Kehanet ve falcılık, İslâmiyet’in mücadele ettiği hurafelerdendir. Kehanet, gaybden haber verme işidir. Bu işi yapana yani gaybden haber verene de kâhin denir.
İnsan, tarihin her devrinde ve her toplumda geleceğe ait olayları önceden öğrenmek istemiştir. Kehânet ve falcılık, insanın bu arzusuna bir cevap olarak ortaya çıkmıştır.
Geleceğin karanlıkları içinde saklanan mukadderatı görmeye insan zekâsının yetmediği zamanlarda, kişiler ve toplumlar için takdir edilmiş olan olayları öğrenmek maksadıyla böyle aslı olmayan vasıtalara başvurulmuştur. Bugün bile ilim ve teknolojinin ileri bir seviyede bulunduğu toplumlarda kehanete inananlar ve bunu sanat haline getirenler bulunmaktadır.
Nitekim çeşitli toplumlarda her yıl başında yeni yılın neler getireceği konusunda türlü türlü efsanelerin yayınlandığı görülmektedir.
GAYBI-GELECEĞİ KİM BİLİR?
Gaybı yalnız Allah bilir, insanlar gaybı bilemezler. Bu husus hem Kur’an-ı Kerim’de ve hem de Peygamberimizin sünnetinde ifade buyrulmuştur. Bu konudaki âyet-i kerimelerden bazıları şunlardır: Gaybın anahtarları O’nun katındadır. Onları, O’ndan başkası bilmez. \ De ki, Göklerde ve yerde Allah’tan başka gaybı kimse bilmez.

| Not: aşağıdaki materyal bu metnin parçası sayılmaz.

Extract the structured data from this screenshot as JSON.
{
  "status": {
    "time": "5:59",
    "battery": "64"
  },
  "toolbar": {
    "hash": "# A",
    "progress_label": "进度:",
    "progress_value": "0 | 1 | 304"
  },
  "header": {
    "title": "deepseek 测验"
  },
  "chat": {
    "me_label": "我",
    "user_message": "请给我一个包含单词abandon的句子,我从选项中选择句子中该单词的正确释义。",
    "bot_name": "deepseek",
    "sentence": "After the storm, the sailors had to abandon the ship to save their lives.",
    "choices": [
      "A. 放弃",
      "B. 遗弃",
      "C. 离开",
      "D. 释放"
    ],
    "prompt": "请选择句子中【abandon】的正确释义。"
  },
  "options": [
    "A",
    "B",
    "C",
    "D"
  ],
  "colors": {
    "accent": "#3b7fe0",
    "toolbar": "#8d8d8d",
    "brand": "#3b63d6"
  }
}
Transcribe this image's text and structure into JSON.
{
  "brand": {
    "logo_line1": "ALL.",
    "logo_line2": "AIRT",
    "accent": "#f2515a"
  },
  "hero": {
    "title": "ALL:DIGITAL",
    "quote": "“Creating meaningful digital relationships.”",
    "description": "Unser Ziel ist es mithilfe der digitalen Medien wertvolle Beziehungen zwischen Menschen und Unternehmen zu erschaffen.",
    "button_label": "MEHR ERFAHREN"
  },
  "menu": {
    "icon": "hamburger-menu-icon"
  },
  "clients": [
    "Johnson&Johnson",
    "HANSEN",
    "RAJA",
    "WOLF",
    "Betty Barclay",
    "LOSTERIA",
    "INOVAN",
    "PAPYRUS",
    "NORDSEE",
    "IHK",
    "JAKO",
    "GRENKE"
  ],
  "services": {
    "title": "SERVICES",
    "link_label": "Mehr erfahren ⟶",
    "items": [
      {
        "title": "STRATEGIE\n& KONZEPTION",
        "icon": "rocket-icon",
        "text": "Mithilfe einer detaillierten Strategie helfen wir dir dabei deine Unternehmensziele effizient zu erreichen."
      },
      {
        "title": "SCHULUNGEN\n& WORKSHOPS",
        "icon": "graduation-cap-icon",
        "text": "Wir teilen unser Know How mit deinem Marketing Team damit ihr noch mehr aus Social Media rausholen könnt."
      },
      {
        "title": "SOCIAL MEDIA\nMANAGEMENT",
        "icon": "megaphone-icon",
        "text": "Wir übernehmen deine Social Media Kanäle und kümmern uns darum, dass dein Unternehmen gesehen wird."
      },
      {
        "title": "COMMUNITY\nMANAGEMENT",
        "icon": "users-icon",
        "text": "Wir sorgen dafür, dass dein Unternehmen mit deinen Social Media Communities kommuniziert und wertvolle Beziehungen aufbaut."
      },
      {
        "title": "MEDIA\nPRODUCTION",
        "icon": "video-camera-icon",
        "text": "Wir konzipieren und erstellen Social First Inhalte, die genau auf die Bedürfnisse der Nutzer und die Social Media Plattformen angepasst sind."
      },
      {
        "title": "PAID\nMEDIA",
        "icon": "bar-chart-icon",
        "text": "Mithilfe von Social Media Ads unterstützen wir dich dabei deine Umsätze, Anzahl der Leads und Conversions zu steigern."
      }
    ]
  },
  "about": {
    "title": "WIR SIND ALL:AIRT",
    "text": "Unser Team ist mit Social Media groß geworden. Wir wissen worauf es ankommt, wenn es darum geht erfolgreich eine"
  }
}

Mekke müşrikleri zaman zaman Peygamberimizden gayb ile ilgili hususlarda bilgi istiyorlardı. Allah Teâlâ onları bu konuda uyarmasını peygamberine emretmiştir. (Ey Muhammed) De ki: Ben size Allah’ın hazineleri benim yanımdadır demiyorum. Ben gaybı da bilmem. Size ben bir meleğim de demiyorum. Ben sadece bana vahyolunana uyarım.
KEHANET NEDİR?
Kehanet ve falcılık bir nevi gaybden ve gelecekten haber vermektir ki, bu âyet-i kerime ve hadi-s-i şeriflere göre mümkün değildir. Böyle olunca bunu sanat haline getiren kimseler, yani kâhinler ve falcılar, insanları aldatmakta ve bu yolla çıkar sağlamaktadırlar.
KAHİNE VE KEHANETE İNANAN MÜSLÜMAN NE OLUR?
Bir kimse gelecekten haber almak ve ilerde karşılaşacağı olayları öğrenmek için kâhine, falcıya ve arrafa giderse durumu ne olur? Bunu da Peygamberimizden öğrenelim. Şöyle buyuruyor: Kim kâhin’e veya arrafa (yitiğin veya çalınan malın yerini haber verdiğine inanılan kimseye) gider ve onun söylediğine inanırsa, o kimse, Muhammed (s.a.s.)’e indirileni inkar etmiş olur.
Peygamberimiz, inanan insanın böyle kâhin ve falcılara gitmesini hoş görmüyor, çünkü kâhin veya falcı ilerde bu kimsenin başına gelecek kötü olaylardan söz ederse -ki bunu bilmesi mümkün değildir-ve fal baktıran da buna inanırsa morali bozulur, huzuru kaçar ve rahatsız olur. Böyle falına baktırıp ilerde kötü olaylarla karşılaşacağı kendisine söylenilen kimselerden pek çoğu bunalıma girmiştir.